Dies verärgerte ein weiteres Mitglied des Expertenrates, Kevin Ezvelt, einen MIT-Wissenschaftler, der der Welt die gengetriebene CRISPR-Technologie vorstellte. Sein Labor untersuchte den Einsatz von Technologie auf den Inseln
Martas-Vinyard und
Nantucket , um die Immunität der
Weißfußmauspopulationen gegen
Lyme-Borreliose zu stärken und deren Ausbreitung unter den Menschen zu stoppen. Von Anfang an haben Wissenschaftler die örtlichen Gesundheitsbehörden in das Projekt einbezogen und Dutzende von öffentlichen Anhörungen durchgeführt, bei denen sie über das Thema und die Gestaltung des Projekts sprachen. Die Gruppe von Ezvelt gab verschiedene Optionen an, einschließlich des Gen-Antriebs, aber die Öffentlichkeit stimmte gegen Mäuse mit bakteriellen Komponenten und entschied sich für einen Ansatz, bei dem Mäusen Zeckenresistenz- und Lyme-Borreliose-Gene transplantiert wurden. Ohne eine formelle Abstimmung wurde keine einzige Maus freigegeben. "Jeder Lenkungsausschuss hatte einen besonderen Skeptiker, der auf Dinge hinweisen sollte, über die wir nicht nachgedacht hatten, und sicherstellen sollte, dass wir mit Vorsicht arbeiten", sagte er. "Und wenn die Community entscheidet, dass sie es nicht braucht, werden wir es mit Sicherheit nicht tun."
Ezvelt und Taizi beginnen, Regeln für den verantwortungsvollen Umgang mit Genantrieb und anderen Umwelttechnologien auszuarbeiten, denen zukünftige Wissenschaftler und Gesundheitsbeamte folgen können. Die Konferenzteilnehmer hoffen, dass sie nächstes Jahr etwas in dieser Hinsicht sehen können.

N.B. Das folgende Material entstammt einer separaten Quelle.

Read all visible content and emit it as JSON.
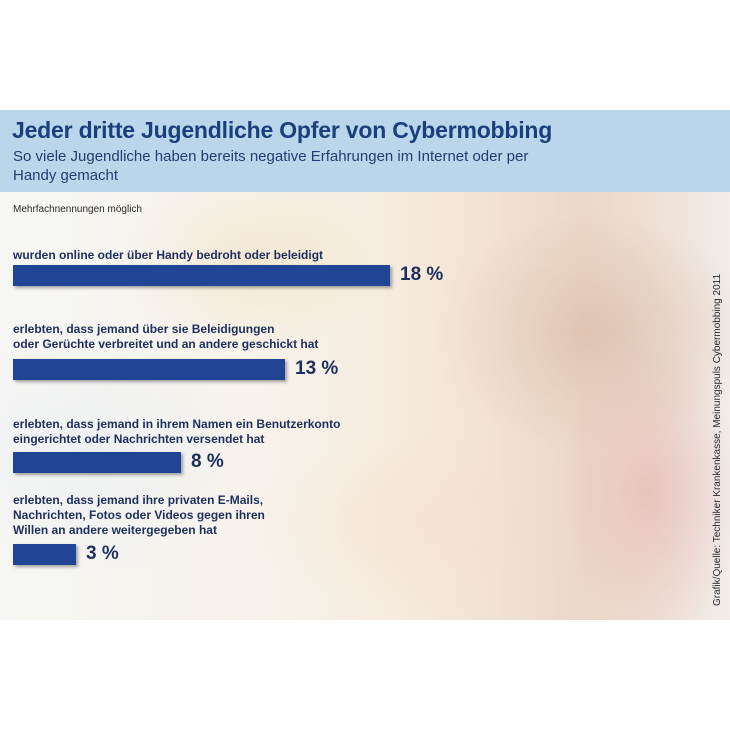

Fabien Mondezier, ein Biologielehrer an der Boston Public School, der sich akademisch beurlaubt hatte, um am Harvard-Programm zu arbeiten, sagte, dass die Teilnehmer nach dem Übergang von Worten zu Taten über spezifische Werkzeuge verfügen, die die Menschen ihren Gemeinden zur Verfügung stellen können. Bisher freut sie sich jedoch, dass sich einige ihrer Schüler für dieses Thema interessieren.
Junie Arsen, die gerade ihren Abschluss an der Boston Latin Academy gemacht hat, plant, Biologie und Informatik zu studieren. Eines Tages möchte sie pädiatrische Endokrinologin werden, um anderen Mädchen zu helfen, die wie sie an einem
Syndrom der polyzystischen Eierstöcke leiden . Vor der Konferenz wusste sie wenig über CRISPR. "Es ist, als ob es eine riesige Informationsexplosion in meinem Kopf gab", sagte sie. "Ich mag es wirklich, den Fortschritt dieser Technologie zu überwachen, insbesondere in medizinischen Anwendungen."
Sie erfuhr auch, was der Journalist, der Regisseur und der Imam gemeinsam haben. Sie alle sagen, dass das Wichtigste beim Reden über das Bearbeiten von Genen nicht das Reden, sondern das Zuhören ist.